Good luck, please let us know if you get this sorted out!

– Charles

1 Like

If you run the most recent MFiX version (25.3) the Dashboard will show you total # of particles and # of particles removed from the domain. You should be getting some warning about “Rogue particles” if they are being removed.

Charles, thank you for the suggestion. I was able to capture the crash from core dump. The error is:

  • “Thread 1 received SIGFPE”

  • At the crash location: LL = 76, distsq = 3.07e-09

  • asp_local = -1.5152478981397783e+213

  • while discretelement::des_usr_var(1,LL) = 1.045518667e-07

In the code I assign asp_local = des_usr_var(1,LL), so these values should match, but they clearly do not at the time.

I also noticed a key difference in OpenMP scoping: in calc_collision_wall_mod the des_usr_var listed in the !$omp private(...) variables, while in calc_force_dem it is treated as shared(...). This makes me suspect that, inside the OpenMP parallel region, each thread has its own private copy of des_usr_var and that private copy is not initialized (so it contains undefined values), which would explain why asp_local becomes an absurd number even though the module variable looks correct.

Does this diagnosis sound correct to you, or is there another potential issue I should consider?

This seems consistent with the OpenMP specification wording:

  • “The initial value of the new list item is undefined. The initial status of a private pointer is undefined.” —List Item Privatization

My next step is to remove des_usr_var from the private(...) list and keep it shared in calc_collision_wall_mod, then rerun to see if the SIGFPE disappears.

1 Like

Great, it looks like you are making good progress with the debugger. It’s encouraging that you are able to get useful information from GDB in the WSL environment. We don’t have a good debugging environment in the native Windows build, so perhaps we should encourage our Windows users to use WSL. (We have not spent much time experimenting with WSL).

I think you are probably right about the uninitialized value. Please try adjusting the
!$omp declarations and see what happens. Please let us know if there is something in the MFiX code we need to fix! SMP programming is notoriously error-prone…

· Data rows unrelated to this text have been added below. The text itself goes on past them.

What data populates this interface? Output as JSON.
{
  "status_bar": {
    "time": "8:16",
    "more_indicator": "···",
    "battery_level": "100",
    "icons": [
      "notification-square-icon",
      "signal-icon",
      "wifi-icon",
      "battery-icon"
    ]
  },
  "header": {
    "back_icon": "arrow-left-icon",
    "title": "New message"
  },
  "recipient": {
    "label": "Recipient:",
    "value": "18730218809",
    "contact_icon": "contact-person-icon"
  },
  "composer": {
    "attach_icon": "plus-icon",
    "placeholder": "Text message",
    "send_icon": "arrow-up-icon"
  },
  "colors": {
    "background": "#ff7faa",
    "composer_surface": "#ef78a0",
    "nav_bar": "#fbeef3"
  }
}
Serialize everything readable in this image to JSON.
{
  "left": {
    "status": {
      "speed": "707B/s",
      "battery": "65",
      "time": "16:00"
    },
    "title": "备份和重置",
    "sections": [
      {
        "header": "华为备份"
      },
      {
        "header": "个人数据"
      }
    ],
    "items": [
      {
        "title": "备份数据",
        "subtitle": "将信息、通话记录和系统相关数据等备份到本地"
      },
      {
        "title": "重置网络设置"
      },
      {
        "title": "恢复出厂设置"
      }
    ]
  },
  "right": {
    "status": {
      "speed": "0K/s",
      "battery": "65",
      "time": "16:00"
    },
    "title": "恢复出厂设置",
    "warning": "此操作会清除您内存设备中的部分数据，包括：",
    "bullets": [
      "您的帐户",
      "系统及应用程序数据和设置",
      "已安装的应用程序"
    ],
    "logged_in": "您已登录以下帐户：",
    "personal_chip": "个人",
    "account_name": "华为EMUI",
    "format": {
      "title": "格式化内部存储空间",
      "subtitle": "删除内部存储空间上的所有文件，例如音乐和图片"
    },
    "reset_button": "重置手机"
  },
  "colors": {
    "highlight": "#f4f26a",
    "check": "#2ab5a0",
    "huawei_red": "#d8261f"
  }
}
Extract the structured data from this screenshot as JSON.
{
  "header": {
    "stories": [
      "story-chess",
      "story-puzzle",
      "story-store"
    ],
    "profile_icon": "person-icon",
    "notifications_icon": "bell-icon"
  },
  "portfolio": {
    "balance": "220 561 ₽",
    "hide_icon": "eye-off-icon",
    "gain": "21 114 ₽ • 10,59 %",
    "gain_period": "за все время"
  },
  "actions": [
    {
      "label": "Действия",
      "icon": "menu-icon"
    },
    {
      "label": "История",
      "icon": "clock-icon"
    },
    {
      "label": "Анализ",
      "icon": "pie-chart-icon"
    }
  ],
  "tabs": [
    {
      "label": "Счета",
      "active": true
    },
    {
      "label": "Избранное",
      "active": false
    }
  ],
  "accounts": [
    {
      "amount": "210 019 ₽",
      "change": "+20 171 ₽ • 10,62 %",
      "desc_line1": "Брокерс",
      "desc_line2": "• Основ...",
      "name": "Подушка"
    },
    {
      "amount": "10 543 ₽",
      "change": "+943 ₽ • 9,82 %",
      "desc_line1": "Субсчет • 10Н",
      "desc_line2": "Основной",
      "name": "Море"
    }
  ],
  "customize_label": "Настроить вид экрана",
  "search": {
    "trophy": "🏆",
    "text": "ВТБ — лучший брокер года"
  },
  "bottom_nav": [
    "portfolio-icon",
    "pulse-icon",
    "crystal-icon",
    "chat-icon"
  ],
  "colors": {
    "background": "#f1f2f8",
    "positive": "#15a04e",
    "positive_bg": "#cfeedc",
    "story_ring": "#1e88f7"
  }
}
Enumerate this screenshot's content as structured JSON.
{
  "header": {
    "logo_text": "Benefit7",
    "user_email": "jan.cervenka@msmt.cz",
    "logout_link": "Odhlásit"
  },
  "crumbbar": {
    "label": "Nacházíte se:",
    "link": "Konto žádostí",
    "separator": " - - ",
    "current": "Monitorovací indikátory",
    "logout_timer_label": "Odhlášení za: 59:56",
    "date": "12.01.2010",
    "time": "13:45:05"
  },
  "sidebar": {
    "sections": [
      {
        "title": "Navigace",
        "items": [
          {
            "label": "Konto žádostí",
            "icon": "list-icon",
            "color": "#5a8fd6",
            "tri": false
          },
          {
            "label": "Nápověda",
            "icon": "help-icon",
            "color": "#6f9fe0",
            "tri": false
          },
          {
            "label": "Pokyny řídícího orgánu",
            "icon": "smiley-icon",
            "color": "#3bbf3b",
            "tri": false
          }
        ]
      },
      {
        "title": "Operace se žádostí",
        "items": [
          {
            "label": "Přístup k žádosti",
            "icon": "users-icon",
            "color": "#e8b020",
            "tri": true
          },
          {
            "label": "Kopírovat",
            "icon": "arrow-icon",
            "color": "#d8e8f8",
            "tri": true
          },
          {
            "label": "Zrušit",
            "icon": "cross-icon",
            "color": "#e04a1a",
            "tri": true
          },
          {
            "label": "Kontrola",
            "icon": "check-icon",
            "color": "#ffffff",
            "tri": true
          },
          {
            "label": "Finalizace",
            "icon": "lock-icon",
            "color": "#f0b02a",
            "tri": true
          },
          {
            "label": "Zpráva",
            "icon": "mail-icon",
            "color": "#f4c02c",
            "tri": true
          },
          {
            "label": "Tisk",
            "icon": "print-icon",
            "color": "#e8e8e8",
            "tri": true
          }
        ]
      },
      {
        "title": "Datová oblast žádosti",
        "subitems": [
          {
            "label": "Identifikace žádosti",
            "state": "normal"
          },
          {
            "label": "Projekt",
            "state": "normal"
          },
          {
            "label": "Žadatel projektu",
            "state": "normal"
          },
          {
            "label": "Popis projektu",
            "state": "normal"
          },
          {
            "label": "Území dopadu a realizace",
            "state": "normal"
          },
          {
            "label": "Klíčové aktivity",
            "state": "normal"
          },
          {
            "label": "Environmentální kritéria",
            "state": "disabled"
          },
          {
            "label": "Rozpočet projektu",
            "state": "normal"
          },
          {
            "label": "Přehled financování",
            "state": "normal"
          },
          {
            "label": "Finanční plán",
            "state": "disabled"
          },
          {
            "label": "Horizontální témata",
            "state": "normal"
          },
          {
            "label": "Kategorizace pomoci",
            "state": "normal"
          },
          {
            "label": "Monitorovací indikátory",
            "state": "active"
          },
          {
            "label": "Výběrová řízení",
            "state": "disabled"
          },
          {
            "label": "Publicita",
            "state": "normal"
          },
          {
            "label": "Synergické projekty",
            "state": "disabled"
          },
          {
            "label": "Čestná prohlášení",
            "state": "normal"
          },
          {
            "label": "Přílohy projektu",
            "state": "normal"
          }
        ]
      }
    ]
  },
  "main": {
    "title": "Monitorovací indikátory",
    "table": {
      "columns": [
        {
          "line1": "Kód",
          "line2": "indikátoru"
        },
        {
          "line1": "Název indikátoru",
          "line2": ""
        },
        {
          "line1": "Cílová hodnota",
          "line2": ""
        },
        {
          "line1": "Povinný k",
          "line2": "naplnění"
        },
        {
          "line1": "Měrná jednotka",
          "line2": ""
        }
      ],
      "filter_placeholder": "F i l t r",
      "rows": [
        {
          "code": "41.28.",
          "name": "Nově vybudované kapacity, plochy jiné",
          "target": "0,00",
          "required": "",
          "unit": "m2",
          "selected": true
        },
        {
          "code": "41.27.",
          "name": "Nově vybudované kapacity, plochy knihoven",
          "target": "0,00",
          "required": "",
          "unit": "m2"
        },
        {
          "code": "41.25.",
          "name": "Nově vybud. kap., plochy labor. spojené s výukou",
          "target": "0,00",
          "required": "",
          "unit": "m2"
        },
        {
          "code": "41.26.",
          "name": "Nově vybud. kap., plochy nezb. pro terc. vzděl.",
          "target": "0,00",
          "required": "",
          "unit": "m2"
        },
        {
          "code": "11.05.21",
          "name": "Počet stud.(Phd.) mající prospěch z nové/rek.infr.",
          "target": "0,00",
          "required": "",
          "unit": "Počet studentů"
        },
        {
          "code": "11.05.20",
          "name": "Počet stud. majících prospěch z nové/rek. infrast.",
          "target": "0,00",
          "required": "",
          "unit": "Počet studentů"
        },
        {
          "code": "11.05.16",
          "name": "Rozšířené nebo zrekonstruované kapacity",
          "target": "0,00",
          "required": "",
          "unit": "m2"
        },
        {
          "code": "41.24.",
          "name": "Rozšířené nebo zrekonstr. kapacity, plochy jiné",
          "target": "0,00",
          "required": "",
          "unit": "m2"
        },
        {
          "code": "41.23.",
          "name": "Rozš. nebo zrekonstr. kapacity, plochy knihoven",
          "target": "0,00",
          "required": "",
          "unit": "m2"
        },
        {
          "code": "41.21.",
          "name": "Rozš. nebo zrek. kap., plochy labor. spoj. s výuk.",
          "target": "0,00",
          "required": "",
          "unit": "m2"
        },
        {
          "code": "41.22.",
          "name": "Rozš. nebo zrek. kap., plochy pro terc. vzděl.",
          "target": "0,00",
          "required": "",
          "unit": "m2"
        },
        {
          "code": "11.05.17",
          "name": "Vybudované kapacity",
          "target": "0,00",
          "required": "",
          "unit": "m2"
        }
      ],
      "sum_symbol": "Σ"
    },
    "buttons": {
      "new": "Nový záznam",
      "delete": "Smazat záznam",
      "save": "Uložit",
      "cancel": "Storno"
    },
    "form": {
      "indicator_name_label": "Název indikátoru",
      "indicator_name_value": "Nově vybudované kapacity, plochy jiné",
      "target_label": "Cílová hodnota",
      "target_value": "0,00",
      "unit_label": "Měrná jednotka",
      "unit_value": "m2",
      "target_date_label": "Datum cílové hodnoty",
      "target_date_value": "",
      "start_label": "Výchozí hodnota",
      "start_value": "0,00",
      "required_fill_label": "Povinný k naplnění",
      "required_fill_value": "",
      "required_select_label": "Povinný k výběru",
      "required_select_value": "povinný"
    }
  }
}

Finally, I still advise breaking apart a complex calculation like

FORCE_COH = WALL_HAMAKER_CONSTANT*DES_RADIUS(LL) /  &
      (6.0d0*DistApart**2)*(asp_local/(asp_local +  &
      DES_RADIUS(LL)) + ONE/(ONE+asp_local/         &
      DistApart)**2)

into several smaller calculations (using intermediate variables).

Please keep us updated on your progress.